Our rooftop solar system went live Nov.1, 2021.
This is an update.
Based on actual usage, our system was designed to generate 11,251 kilowatt hours of power a year, offsetting 92 percent of the power we once bought directly from JCP&L.
That difference accounts for night time, when there is no solar production, and cloudy days, when there is reduced solar production.
Solar is a substitute cost. We will be paying for a solar collector system for 25 years. But we would have been paying an electric utility for the same amount of time. And more.
Because you are always going to use electric power.
The cost of our installation also included the removal of a tree that shaded our roof.
The tree was dying and growing in manner that was threatening damage to both our roof and our neighbors’ roof. We took it down a year early.
Is solar cost effective?
The installer will show you estimated long term savings – Our estimate was $52,000 over 25 years.

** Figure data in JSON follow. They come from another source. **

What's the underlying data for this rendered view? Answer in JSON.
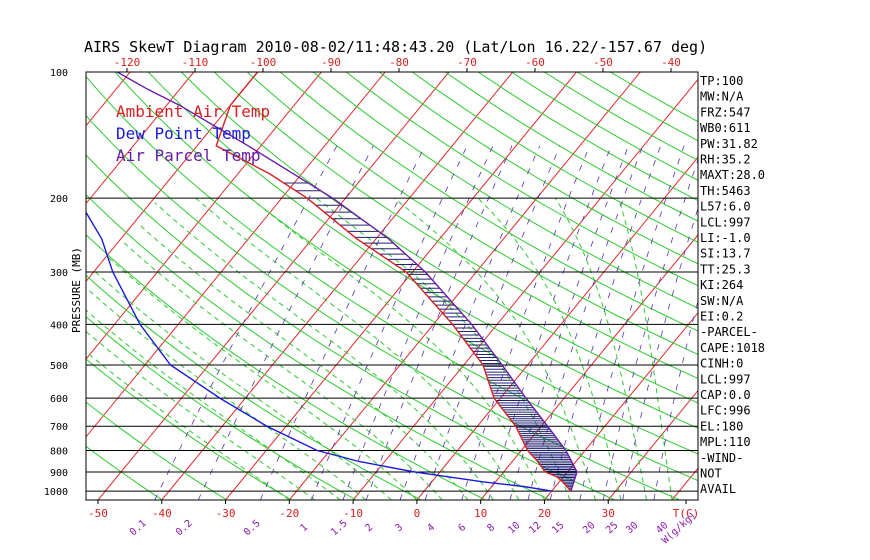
{
  "chart_data": {
    "type": "skew-t",
    "title": "AIRS SkewT Diagram 2010-08-02/11:48:43.20 (Lat/Lon 16.22/-157.67 deg)",
    "ylabel": "PRESSURE (MB)",
    "y_scale": "log",
    "ylim": [
      1050,
      100
    ],
    "bottom_temp_range": [
      -50,
      40
    ],
    "pressure_ticks": [
      100,
      200,
      300,
      400,
      500,
      600,
      700,
      800,
      900,
      1000
    ],
    "bottom_ticks": [
      "-50",
      "-40",
      "-30",
      "-20",
      "-10",
      "0",
      "10",
      "20",
      "30",
      "T(C)"
    ],
    "top_ticks": [
      "-120",
      "-110",
      "-100",
      "-90",
      "-80",
      "-70",
      "-60",
      "-50",
      "-40"
    ],
    "mixing_ratio_labels": [
      "0.1",
      "0.2",
      "0.5",
      "1",
      "1.5",
      "2",
      "3",
      "4",
      "6",
      "8",
      "10",
      "12",
      "15",
      "20",
      "25",
      "30",
      "40",
      "W(g/kg)"
    ],
    "legend": [
      {
        "label": "Ambient Air Temp",
        "color": "#d42020"
      },
      {
        "label": "Dew Point Temp",
        "color": "#1a1ad8"
      },
      {
        "label": "Air Parcel Temp",
        "color": "#6a1aa8"
      }
    ],
    "series": [
      {
        "name": "Ambient Air Temp",
        "points": [
          [
            1000,
            23.0
          ],
          [
            980,
            22.0
          ],
          [
            950,
            20.5
          ],
          [
            925,
            19.0
          ],
          [
            900,
            16.5
          ],
          [
            850,
            14.0
          ],
          [
            800,
            11.0
          ],
          [
            700,
            6.0
          ],
          [
            600,
            -1.0
          ],
          [
            500,
            -7.0
          ],
          [
            400,
            -17.0
          ],
          [
            300,
            -31.0
          ],
          [
            250,
            -43.0
          ],
          [
            200,
            -56.0
          ],
          [
            175,
            -65.0
          ],
          [
            150,
            -77.0
          ],
          [
            120,
            -80.0
          ],
          [
            100,
            -80.0
          ]
        ]
      },
      {
        "name": "Dew Point Temp",
        "points": [
          [
            1000,
            20.0
          ],
          [
            975,
            15.0
          ],
          [
            950,
            8.0
          ],
          [
            900,
            -4.0
          ],
          [
            850,
            -14.0
          ],
          [
            800,
            -22.0
          ],
          [
            700,
            -33.0
          ],
          [
            600,
            -44.0
          ],
          [
            500,
            -56.0
          ],
          [
            400,
            -66.0
          ],
          [
            300,
            -77.0
          ],
          [
            250,
            -83.0
          ],
          [
            200,
            -92.0
          ],
          [
            150,
            -98.0
          ],
          [
            100,
            -110.0
          ]
        ]
      },
      {
        "name": "Air Parcel Temp",
        "points": [
          [
            1000,
            23.0
          ],
          [
            900,
            21.5
          ],
          [
            800,
            17.0
          ],
          [
            700,
            11.0
          ],
          [
            600,
            4.0
          ],
          [
            500,
            -4.0
          ],
          [
            400,
            -14.0
          ],
          [
            300,
            -28.0
          ],
          [
            250,
            -38.0
          ],
          [
            200,
            -52.0
          ],
          [
            150,
            -72.0
          ],
          [
            120,
            -88.0
          ],
          [
            110,
            -95.0
          ],
          [
            100,
            -102.0
          ]
        ]
      }
    ]
  },
  "indices": [
    "TP:100",
    "MW:N/A",
    "FRZ:547",
    "WB0:611",
    "PW:31.82",
    "RH:35.2",
    "MAXT:28.0",
    "TH:5463",
    "L57:6.0",
    "LCL:997",
    "LI:-1.0",
    "SI:13.7",
    "TT:25.3",
    "KI:264",
    "SW:N/A",
    "EI:0.2",
    "-PARCEL-",
    "CAPE:1018",
    "CINH:0",
    "LCL:997",
    "CAP:0.0",
    "LFC:996",
    "EL:180",
    "MPL:110",
    "-WIND-",
    "NOT",
    "AVAIL"
  ],
  "colors": {
    "isotherm": "#e02a2a",
    "dry_adiabat": "#2ecc2e",
    "moist_adiabat": "#2ecc2e",
    "mixing_ratio": "#5a30b0",
    "isobar": "#000000",
    "top_axis_text": "#d42020",
    "bottom_axis_text": "#d42020",
    "mixing_label_text": "#8a1ab0",
    "hatch": "#202070"
  }
}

It is easier to show on a daily and month basis based in JCP&L billing.
It is more fun to look at the electronic meter on the side of the house that shows production vs. usage: When the arrows are pointing to the street it means we are “selling” power back to the grid.
Today, the meter said we had generated 6,270 kilowatts of power since Nov. 1.
We have used 3,045 kWh.
That’s a difference of 3,675 kWh.
Based on the average daily use recorded by JCP&L on our latest electric bill – 8 kWh per day — that’s 460 days worth of electric power usage.
According to the JCP&L bill we have “banked 4,040 KwH of power, or 505 days worth.
The historic usage chart on the bill highlights the change.
Last July we used 1,250 kWh of power. In August (with AC) we used 1,600 kWh, and in September, we used 1,750, kWh.
Our average electric bill was in the range of $325 a month.
Our payment to JCP&L for the past five months has been $3.25 a month.
Yes, solar production changes seasonally during the year based on the changing angle of the sun as it crosses the sky: It is a lower in December than it is in July.
Still on those shorter low angle sun days were generating between 20 and 30 kWh of power a day. In June with full sun, were generating 70 kWh a day, or more than a week’s worth of power in a single day – or enough to power our entire 8-house dead end street for the day.
What this opened up is possibilities.
Electric heat used to be the most expensive form of home heating.
With new technologies and solar power, it becomes a real possibility as a way to get rid of the oil burner and oil tank.
And, how about a homebased charging station for an electric vehicle tied to your roof-top solar system?
And it not just homes. Look at a WAWA the next time you shop or drive by: The company has been installing solar on its stores for the past few years.
Joe Manchin, Vlad Putin, the GOP and the oil companies be damned.
Change is personal, one roof at a time.